The first step for the attackers is to reverse‑engineer the executable. Using a custom decompiler, researchers extracted an obfuscated JavaScript file named mains.js. When deobfuscated, the script revealed a series of asynchronous functions that perform a battery of anti‑analysis checks before any payload is unleashed.

These checks are layered and meticulous. The malware queries the system for total RAM and the number of CPU cores, aborting if the numbers fall below thresholds typical of sandbox environments. It also cross‑references the logged‑in user against a hardcoded list of names associated with malware analysis labs. If a match is found, execution stops immediately.

Further scrutiny is applied to running processes. The script scans for well‑known debugging, traffic‑analysis, and reverse‑engineering tools such as IDA, x64dbg, Wireshark, Burp Suite, and Process Hacker. The presence of any of these processes triggers an immediate halt. To add another layer of defensive evasion, the malware queries Windows Management Instrumentation for video adapter names, refresh rates, and disk drive models. Indicators of virtualization—names like VMware, VirtualBox, or generic virtual disk models—cause the script to abort as well.

Why These Checks Matter

It might seem excessive for a single malicious file to perform so many checks, but each one serves a purpose. By ensuring the environment looks like a real user’s machine, the attackers can confidently drop the final payload without the risk of being detected or analyzed in a sandbox. The checks also help avoid accidental execution in corporate or research environments where the malware could be flagged prematurely.

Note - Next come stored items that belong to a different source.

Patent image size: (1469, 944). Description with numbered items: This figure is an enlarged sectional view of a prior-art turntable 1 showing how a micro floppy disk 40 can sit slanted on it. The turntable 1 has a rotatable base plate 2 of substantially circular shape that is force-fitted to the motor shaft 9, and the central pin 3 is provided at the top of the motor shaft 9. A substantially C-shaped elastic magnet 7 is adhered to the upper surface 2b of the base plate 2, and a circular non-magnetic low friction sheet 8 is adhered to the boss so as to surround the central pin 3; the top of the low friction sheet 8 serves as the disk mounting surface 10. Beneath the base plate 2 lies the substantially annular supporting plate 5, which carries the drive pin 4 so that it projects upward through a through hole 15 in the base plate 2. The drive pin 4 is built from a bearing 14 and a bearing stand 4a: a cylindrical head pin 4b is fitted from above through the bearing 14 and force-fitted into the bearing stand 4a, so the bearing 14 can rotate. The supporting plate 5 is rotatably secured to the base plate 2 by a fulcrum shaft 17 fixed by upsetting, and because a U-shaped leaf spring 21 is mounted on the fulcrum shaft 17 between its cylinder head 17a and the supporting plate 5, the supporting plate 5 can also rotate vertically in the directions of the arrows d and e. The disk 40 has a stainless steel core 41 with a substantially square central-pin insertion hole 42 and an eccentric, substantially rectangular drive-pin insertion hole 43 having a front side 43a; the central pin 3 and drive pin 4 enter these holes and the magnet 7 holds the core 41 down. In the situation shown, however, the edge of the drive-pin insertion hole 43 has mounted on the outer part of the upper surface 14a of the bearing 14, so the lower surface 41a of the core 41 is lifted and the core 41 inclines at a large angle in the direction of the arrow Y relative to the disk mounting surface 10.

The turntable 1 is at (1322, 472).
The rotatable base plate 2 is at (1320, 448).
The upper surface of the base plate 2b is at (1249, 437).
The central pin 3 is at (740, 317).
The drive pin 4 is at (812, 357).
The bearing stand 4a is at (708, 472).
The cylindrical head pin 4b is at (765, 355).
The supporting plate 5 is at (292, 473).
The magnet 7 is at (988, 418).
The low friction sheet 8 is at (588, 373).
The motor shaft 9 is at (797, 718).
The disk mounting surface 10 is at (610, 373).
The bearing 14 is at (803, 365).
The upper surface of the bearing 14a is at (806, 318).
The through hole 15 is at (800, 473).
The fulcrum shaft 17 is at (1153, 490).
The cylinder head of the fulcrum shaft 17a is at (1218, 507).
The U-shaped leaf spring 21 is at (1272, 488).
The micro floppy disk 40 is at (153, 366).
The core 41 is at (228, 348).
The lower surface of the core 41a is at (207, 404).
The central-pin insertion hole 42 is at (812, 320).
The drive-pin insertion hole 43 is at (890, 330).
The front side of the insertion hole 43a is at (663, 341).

Reflective Loading: A Stealthy Execution Technique

Once the script clears all tests, it decodes a Base64 string and writes a DLL called modules.node into the user’s temporary directory. This DLL is a Node.js native module, exposing functions such as napi_register_module_v1 and node_api_module_get_api_version_v1. These exports allow the JavaScript runtime to interact directly with native code, a capability that the attackers exploit to keep the stealer in memory.

A second Base64 blob, identified as a variant of Lumma Stealer, is decoded and passed into the module. The Node.js N-API functions napi_create_function and napi_set_named_property are then used to load and execute the stealer reflectively. Because the code never writes the final payload to disk, traditional file‑based detection mechanisms struggle to catch it.

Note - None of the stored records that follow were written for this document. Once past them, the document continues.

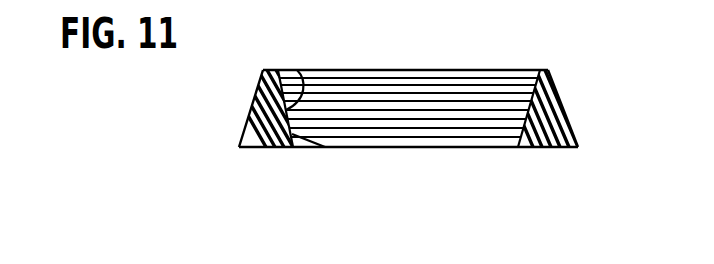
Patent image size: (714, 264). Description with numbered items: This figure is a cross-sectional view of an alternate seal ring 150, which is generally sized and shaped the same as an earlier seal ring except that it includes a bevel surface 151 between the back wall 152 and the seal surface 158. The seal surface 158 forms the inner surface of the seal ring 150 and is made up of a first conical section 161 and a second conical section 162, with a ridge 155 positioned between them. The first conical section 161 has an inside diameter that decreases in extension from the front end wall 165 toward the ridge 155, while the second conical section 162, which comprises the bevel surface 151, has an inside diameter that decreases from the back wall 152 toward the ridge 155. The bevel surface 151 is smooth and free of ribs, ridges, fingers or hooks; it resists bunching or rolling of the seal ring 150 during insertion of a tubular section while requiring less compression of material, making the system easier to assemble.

The seal ring 150 is at (410, 148).
The bevel surface 151 is at (302, 146).
The back wall 152 is at (260, 148).
The ridge 155 is at (300, 138).
The seal surface 158 is at (443, 95).
The first conical section 161 is at (297, 70).
The second conical section 162 is at (290, 146).
The front end wall 165 is at (540, 70).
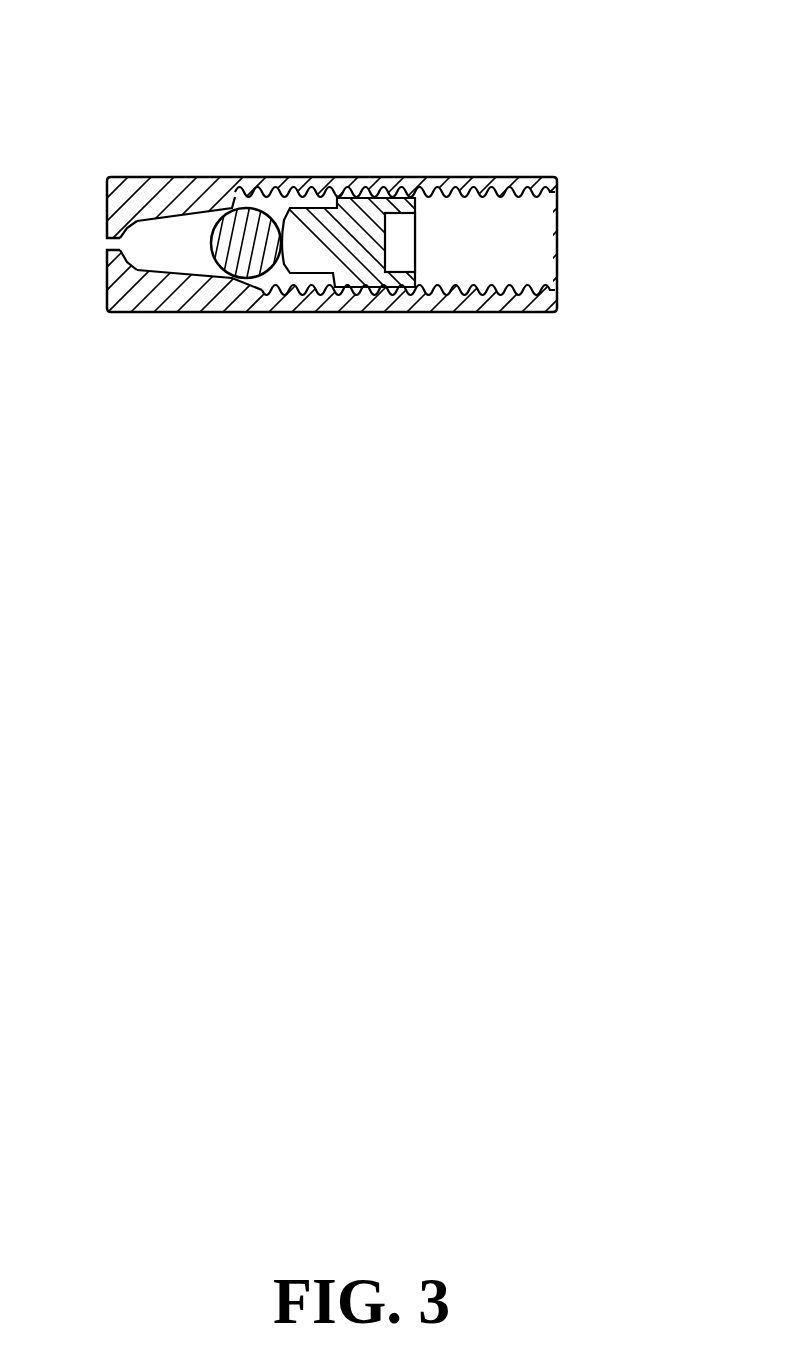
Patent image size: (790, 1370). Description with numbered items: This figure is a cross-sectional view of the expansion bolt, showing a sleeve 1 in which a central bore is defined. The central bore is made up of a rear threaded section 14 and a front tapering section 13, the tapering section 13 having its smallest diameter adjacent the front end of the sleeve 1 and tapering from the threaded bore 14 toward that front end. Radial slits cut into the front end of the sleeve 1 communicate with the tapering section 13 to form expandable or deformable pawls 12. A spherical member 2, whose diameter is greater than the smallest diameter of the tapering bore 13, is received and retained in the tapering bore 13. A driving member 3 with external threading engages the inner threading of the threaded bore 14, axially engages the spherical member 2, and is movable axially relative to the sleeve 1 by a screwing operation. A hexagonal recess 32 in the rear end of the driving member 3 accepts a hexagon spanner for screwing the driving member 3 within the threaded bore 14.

The sleeve 1 is at (368, 186).
The expandable pawls 12 is at (140, 187).
The tapering section 13 is at (182, 245).
The threaded section 14 is at (473, 283).
The spherical member 2 is at (240, 234).
The driving member 3 is at (362, 240).
The hexagonal recess 32 is at (407, 240).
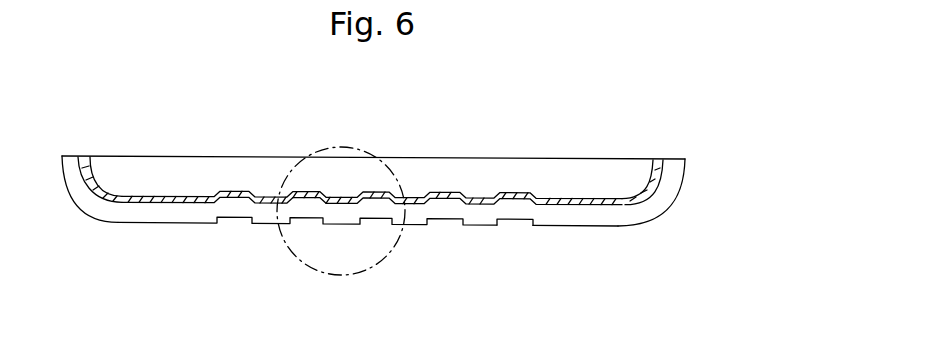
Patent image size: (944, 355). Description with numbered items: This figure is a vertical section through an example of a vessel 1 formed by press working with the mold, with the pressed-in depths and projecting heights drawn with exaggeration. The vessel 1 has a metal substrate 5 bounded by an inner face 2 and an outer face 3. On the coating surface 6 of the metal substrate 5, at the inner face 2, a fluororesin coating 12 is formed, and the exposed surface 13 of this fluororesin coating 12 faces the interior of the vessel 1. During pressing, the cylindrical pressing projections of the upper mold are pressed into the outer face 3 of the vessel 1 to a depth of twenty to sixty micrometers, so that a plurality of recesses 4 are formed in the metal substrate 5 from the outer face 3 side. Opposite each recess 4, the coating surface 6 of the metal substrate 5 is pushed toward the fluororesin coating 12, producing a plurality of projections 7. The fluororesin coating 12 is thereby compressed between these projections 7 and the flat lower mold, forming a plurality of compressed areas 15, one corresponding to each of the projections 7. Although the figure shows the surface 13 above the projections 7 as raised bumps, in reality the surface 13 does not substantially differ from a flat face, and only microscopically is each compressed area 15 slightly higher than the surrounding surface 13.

The vessel 1 is at (663, 233).
The inner face 2 is at (422, 182).
The outer face 3 is at (430, 248).
The recess 4 is at (512, 222).
The metal substrate 5 is at (564, 216).
The coating surface 6 is at (176, 200).
The projections 7 is at (455, 196).
The fluororesin coating 12 is at (648, 184).
The surface 13 is at (392, 182).
The compressed areas 15 is at (237, 197).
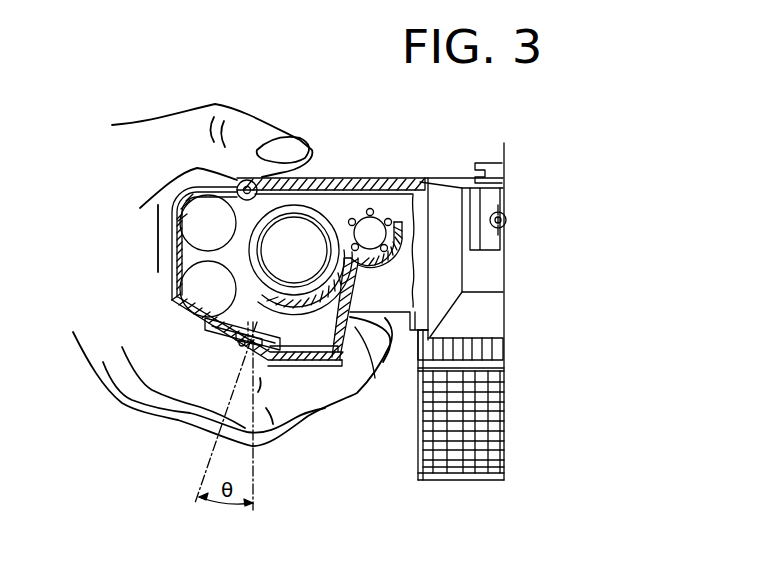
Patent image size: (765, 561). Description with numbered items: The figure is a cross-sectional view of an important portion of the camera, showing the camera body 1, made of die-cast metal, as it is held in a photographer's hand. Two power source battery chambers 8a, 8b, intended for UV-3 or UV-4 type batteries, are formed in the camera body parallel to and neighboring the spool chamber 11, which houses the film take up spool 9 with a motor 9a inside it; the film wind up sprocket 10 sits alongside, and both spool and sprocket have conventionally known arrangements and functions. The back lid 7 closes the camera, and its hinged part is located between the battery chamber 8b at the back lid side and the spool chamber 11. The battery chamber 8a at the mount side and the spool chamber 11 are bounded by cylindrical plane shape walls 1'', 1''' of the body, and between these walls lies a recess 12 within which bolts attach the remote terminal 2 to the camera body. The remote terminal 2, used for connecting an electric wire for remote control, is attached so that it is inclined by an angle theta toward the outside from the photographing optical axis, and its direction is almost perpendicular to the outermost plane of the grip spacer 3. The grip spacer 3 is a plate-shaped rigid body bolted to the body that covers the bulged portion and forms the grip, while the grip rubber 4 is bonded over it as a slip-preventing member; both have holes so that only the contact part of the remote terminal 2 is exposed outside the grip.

Across multiple Patreon URLs and spam accounts, researchers noted small variations in the compiled binaries. Variable names were shuffled, encoding methods altered, and in some instances, WMI queries were replaced with equivalent PowerShell commands. These modifications signal an active, adaptive campaign—an attacker continuously refining the malware to stay ahead of defensive tooling.

What Developers and Players Should Watch For

While a single malicious file can cause significant damage, the broader lesson is that trust on open platforms can be exploited in surprising ways. Developers should verify the authenticity of any external update links, especially those that come from comments or user‑generated content. Players, on the other hand, should be wary of any download that claims to be an “updated version” from a source they do not personally recognize, even if it appears to come from a familiar developer.

In practical terms, a quick verification step—such as checking the checksum of downloaded files against a known value posted by the developer—can provide an additional layer of safety. For developers hosting on Patreon, consider using Patreon’s own download system or a separate, dedicated hosting service that offers version control and integrity checks.

Looking Ahead: The Battle Between Trust and Malice

As indie game ecosystems grow, so does the temptation for attackers to piggyback on the community’s collaborative spirit. The use of Node.js and nexe, combined with reflective loading, shows that even seemingly simple platforms can become launchpads for advanced threats. The key to staying ahead lies in vigilance, transparency, and a willingness to adopt more robust verification practices. By fostering a culture of careful scrutiny—both on the developer and consumer sides—the indie community can preserve its openness while mitigating the risk that comes with it.